Генри самодовольно выпятил грудь.

– Кто бы говорил! – воскликнул он с деланным возмущением. – Это я обучил ее всему, что она знает.

– Да неужели? – усмехнулся Рубен.

– Уверяю вас. Вы же видели ее в деле? Правда, она бесподобна?

– Совершенно бесподобна.

Рубен послал ей улыбку, но она отвернулась.

– Ты рассказала ему, как тебе удалось убедить половину населения Сан-Франциско, что ты дочь Эндрю Карнеги?[44] – спросил Генри, похлопав ее по руке.

– Нет.

– Это была чистая работа, – похвастался распираемый гордостью Генри. – Мы выжали их досуха. Вы даже не представляете, какие крупные ссуды она получила по долговым распискам с подложными подписями! Скормила гусям векселя под двадцать процентов прибыли и первым вкладчикам все выплатила до цента, чтобы они вернулись и дали ей еще больше. Она…

– Флинч! – громко объявила Грейс, бросив карты на стол. – Лучше расскажи ему, как ты изобрел поезд.

Она с вызовом посмотрела прямо в глаза Рубену.

– Локомотив делал милю в минуту и работал на воде.

Генри сгреб карты и начал их тасовать. – Да, это было здорово, – мечтательно протянул он. – Я назвал его «Серебряной молнией». Акции разошлись, как горячие пирожки. По десятке за штуку. Я представил чертежи, фотографии, объяснил им, что двигателем является «вибрационный генератор с гидропневматическим пульсирующим вакуумным приводом».

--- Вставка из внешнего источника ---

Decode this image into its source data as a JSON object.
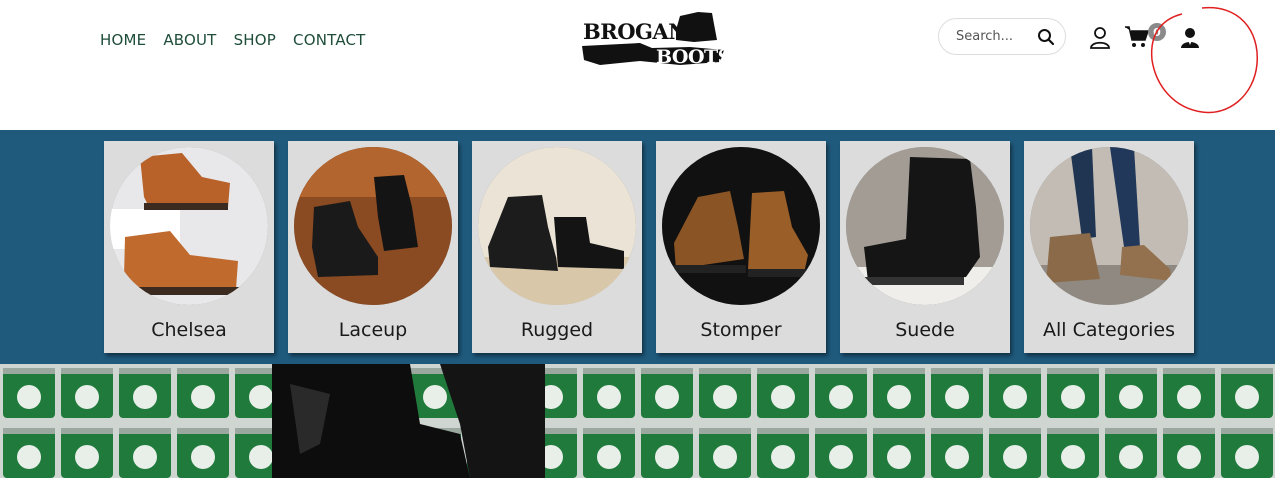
{
  "nav": {
    "items": [
      {
        "label": "HOME"
      },
      {
        "label": "ABOUT"
      },
      {
        "label": "SHOP"
      },
      {
        "label": "CONTACT"
      }
    ]
  },
  "logo": {
    "line1": "BROGAN",
    "line2": "BOOTS"
  },
  "search": {
    "placeholder": "Search..."
  },
  "cart": {
    "count": "0"
  },
  "categories": [
    {
      "label": "Chelsea"
    },
    {
      "label": "Laceup"
    },
    {
      "label": "Rugged"
    },
    {
      "label": "Stomper"
    },
    {
      "label": "Suede"
    },
    {
      "label": "All Categories"
    }
  ],
  "colors": {
    "nav_text": "#1e4d3a",
    "band": "#1f5a7d",
    "card": "#dcdcdc",
    "annotation": "#e02020"
  }
}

Рубен засмеялся вместе с ним. Грейс откинулась на спинку стула и облегченно вздохнула, когда разговор перешел на мошеннические проделки Генри, в которых она сама не принимала непосредственного участия. Она рассеянно прислушивалась одним ухом к хвастливым рассказам Генри о его бурной молодости, когда он продавал коллекционерам поддельные смертные приговоры салемским колдуньям[45], сбывал сомнительные лотерейные билеты, фальшивые драгоценности, несуществующие земельные участки, липовые акции и облигации, а также свою долю в сказочном наследстве за небольшой предварительный гонорар. Разговор принял философский оборот, когда мужчины заспорили о том, какая именно из человеческих слабостей приносит больше пользы мастерам игры на доверии: жадность или тщеславие.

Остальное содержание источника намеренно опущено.